Sanchez fletschte erneut die Zähne. »Wie viele?«

»Zehntausend. Mindestens. Wir kamen nicht näher als zwanzig Kilometer an die Landezone ran. Aber nach dem, was da an Truppentransportern steht, wird die LZ von einer Truppe in derselben Stärke gehalten.«

Sanchez’ Schultern sackten leicht ab. »Wir sind nicht stark genug, sie wieder zu vertreiben«, meinte er niedergeschlagen.

Der Aufklärungslegionär nickte. »Colonel Azikiwe ist der gleichen Meinung. Er hat einen Rückzug in die Innenstadt befohlen. Er will die Verteidigung auf den Häuserkampf und die Minenanlagen am Südende der Stadt konzentrieren.«

Colonel Nigel Azikiwe befehligte die 111. Fremdenlegion. Ein Prätorianer ließ sich von einem Offizier der gewöhnlichen Legionen nichts befehlen, dennoch kam Sanchez nicht umhin, Azikiwe insgeheim zuzustimmen. Wenn bereits derart viele Drizil die Nordseite der Stadt stürmten, war sie nicht länger zu halten. Auch die Prätorianer würden nicht viel ausrichten können.

Die Stadt war eine Bergbausiedlung. Sie war direkt im Anschluss an die Minen gebaut worden, damit die Arbeiter keine langen Anfahrtswege zu ihrer Arbeitsstelle zurücklegen mussten. Aus diesem Grund bot die Verteidigung der Südseite einige Vorteile. Die Legionäre konnten sich dort verschanzen und dem Gegner auf dessen Vormarsch erhebliche Verluste beibringen. Und sollten die Fledermausköpfe trotzdem durchbrechen, konnten die Verteidiger als letzte Konsequenz den Rückzug in die Minen antreten und sich dort noch eine Weile verteidigen. Es würde ein Kampf mit dem Rücken zur Wand sein, doch das war er ja schon immer gewesen.

Sanchez nickte. »Gehen Sie voran«, wies er den Aufklärungslegionär an. »Wir folgen.« Mit diesen Worten schloss er seinen Helm und erhob sich geschmeidig.

»Feindliche Verbände nehmen Fahrt auf«, informierte seine XO ihn.

Mumfords Hände packten verkrampft die Lehnen seines Kommandosessels. Er zwang sie mühsam, sich wieder zu entspannen. Da war er also: der Moment, den er gefürchtet hatte. Die Drizil waren der Meinung, das Minenfeld genug ausgedünnt zu haben, um einen Großangriff wagen zu können.

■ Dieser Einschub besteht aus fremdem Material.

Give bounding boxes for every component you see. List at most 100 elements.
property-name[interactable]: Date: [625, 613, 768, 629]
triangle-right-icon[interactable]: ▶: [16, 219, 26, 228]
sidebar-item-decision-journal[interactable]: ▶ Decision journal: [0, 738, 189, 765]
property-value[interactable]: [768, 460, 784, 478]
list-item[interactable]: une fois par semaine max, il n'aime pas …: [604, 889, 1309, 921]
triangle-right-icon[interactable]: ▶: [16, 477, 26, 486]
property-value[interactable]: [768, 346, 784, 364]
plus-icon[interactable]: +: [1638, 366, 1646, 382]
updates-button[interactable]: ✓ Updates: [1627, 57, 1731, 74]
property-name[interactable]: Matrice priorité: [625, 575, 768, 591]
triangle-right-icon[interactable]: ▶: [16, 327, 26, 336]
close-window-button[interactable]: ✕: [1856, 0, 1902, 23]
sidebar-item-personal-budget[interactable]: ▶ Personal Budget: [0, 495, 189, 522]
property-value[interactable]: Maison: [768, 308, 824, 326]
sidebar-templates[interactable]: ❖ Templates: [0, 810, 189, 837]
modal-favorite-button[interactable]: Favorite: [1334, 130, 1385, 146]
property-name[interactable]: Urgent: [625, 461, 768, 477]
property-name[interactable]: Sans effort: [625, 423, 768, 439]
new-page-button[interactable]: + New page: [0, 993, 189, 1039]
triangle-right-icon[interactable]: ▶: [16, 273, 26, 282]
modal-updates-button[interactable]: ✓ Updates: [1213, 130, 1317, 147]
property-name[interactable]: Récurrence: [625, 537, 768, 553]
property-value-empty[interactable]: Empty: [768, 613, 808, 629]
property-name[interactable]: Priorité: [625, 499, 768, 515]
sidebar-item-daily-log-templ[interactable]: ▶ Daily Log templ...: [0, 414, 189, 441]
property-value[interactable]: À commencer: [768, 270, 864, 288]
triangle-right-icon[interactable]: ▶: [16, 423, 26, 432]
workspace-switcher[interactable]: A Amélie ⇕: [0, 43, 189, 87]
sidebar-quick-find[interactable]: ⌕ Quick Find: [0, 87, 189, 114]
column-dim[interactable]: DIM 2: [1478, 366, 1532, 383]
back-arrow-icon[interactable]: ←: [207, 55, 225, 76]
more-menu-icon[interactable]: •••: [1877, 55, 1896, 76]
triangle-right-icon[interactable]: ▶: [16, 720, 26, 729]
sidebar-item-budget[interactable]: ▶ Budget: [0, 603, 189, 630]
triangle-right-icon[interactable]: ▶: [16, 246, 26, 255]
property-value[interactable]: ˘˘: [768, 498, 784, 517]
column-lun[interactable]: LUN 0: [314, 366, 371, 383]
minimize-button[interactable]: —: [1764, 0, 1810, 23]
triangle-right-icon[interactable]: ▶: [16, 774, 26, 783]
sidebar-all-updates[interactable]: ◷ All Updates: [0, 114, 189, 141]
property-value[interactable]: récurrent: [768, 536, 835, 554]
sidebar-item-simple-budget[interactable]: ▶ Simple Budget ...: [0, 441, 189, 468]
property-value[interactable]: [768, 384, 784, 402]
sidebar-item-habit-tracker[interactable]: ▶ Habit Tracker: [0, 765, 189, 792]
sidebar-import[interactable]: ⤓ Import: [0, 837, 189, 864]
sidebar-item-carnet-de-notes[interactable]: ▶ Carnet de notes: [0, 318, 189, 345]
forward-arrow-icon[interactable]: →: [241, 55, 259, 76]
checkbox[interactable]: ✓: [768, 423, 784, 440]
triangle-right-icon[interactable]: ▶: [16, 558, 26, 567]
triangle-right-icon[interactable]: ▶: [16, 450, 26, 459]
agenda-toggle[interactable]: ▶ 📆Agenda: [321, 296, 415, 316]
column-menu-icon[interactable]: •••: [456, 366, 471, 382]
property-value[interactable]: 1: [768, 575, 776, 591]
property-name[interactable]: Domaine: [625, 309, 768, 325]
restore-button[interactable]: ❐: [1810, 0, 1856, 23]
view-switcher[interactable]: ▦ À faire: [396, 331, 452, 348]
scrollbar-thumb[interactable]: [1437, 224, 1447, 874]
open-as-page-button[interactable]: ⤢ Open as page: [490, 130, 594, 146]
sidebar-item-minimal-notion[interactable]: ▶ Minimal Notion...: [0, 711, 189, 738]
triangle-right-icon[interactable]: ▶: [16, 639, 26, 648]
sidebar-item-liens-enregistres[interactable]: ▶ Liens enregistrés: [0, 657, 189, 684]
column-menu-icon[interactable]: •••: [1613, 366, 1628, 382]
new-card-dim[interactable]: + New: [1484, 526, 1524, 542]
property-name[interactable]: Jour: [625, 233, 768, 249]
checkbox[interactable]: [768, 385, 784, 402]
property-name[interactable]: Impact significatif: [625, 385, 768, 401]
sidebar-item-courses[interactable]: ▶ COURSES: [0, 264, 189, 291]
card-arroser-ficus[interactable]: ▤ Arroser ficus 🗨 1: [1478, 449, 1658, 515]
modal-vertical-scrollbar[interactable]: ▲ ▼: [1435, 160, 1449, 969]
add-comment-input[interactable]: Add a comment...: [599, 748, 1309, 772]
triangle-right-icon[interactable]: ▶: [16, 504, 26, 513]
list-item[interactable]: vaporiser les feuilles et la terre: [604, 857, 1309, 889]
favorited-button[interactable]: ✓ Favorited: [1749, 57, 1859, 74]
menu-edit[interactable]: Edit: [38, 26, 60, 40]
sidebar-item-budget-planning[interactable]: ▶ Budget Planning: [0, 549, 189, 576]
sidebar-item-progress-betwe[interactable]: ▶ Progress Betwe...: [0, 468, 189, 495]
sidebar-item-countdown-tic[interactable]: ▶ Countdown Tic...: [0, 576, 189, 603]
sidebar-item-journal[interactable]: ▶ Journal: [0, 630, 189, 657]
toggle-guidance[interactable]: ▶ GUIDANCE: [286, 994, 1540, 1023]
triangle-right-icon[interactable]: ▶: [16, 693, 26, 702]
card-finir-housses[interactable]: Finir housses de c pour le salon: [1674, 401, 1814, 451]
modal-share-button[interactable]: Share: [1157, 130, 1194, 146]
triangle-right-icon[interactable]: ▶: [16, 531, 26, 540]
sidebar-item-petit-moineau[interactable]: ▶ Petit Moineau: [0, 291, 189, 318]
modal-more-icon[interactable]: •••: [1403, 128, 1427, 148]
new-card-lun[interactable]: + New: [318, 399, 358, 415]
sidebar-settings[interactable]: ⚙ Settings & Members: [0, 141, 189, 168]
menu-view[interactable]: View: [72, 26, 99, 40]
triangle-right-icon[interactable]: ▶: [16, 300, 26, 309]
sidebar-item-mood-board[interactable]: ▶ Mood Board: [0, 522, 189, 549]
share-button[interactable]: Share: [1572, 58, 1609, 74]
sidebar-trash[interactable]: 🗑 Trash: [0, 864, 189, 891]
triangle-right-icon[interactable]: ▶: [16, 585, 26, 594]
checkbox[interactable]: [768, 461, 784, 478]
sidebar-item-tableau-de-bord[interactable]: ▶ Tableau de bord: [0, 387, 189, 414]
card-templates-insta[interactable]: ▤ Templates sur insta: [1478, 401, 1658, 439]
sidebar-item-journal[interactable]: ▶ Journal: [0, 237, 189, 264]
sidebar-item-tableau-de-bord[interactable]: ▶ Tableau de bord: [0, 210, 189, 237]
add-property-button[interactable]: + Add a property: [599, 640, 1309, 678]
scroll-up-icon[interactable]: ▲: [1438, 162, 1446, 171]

»Befehl an alle Einheiten«, ordnete er an, »auf Gegenkurs gehen und Gefechtsformation einnehmen.«

Mumfords Gedanken rasten. Energietorpedos der Drizil verfügten über eine höhere Reichweite. Hätte er über die doppelte Anzahl an Einheiten verfügt, so hätte er sich ungeachtet des feindlichen technologischen Vorsprungs dafür entschieden, auf Abstand zum Gegner zu gehen und diesen so lange wie möglich zu halten. Terranische Torpedos waren zielsicherer und ihre Drizilpendants verloren mit zunehmendem Weg, den sie zurücklegen mussten, an Durchschlagskraft aufgrund massiven Energieverlusts.

Doch es sprachen in dieser speziellen Situation zwei Dinge dagegen. Die Drizil waren zahlenmäßig überlegen. Trotz ihrer mangelnden Genauigkeit und Durchschlagskraft auf höhere Entfernung würden die Fledermausköpfe sein Kommando in Stücke schießen. Außerdem war ihm die Sicherheit der einzigen bewohnten Welt im System anvertraut. Legte er den Rückwärtsgang ein, würde er den Drizil den Planeten kampflos überlassen und dazu war er nicht bereit. Es blieb also nur der Nahkampf. Und diesen musste er so schnell wie möglich herbeiführen.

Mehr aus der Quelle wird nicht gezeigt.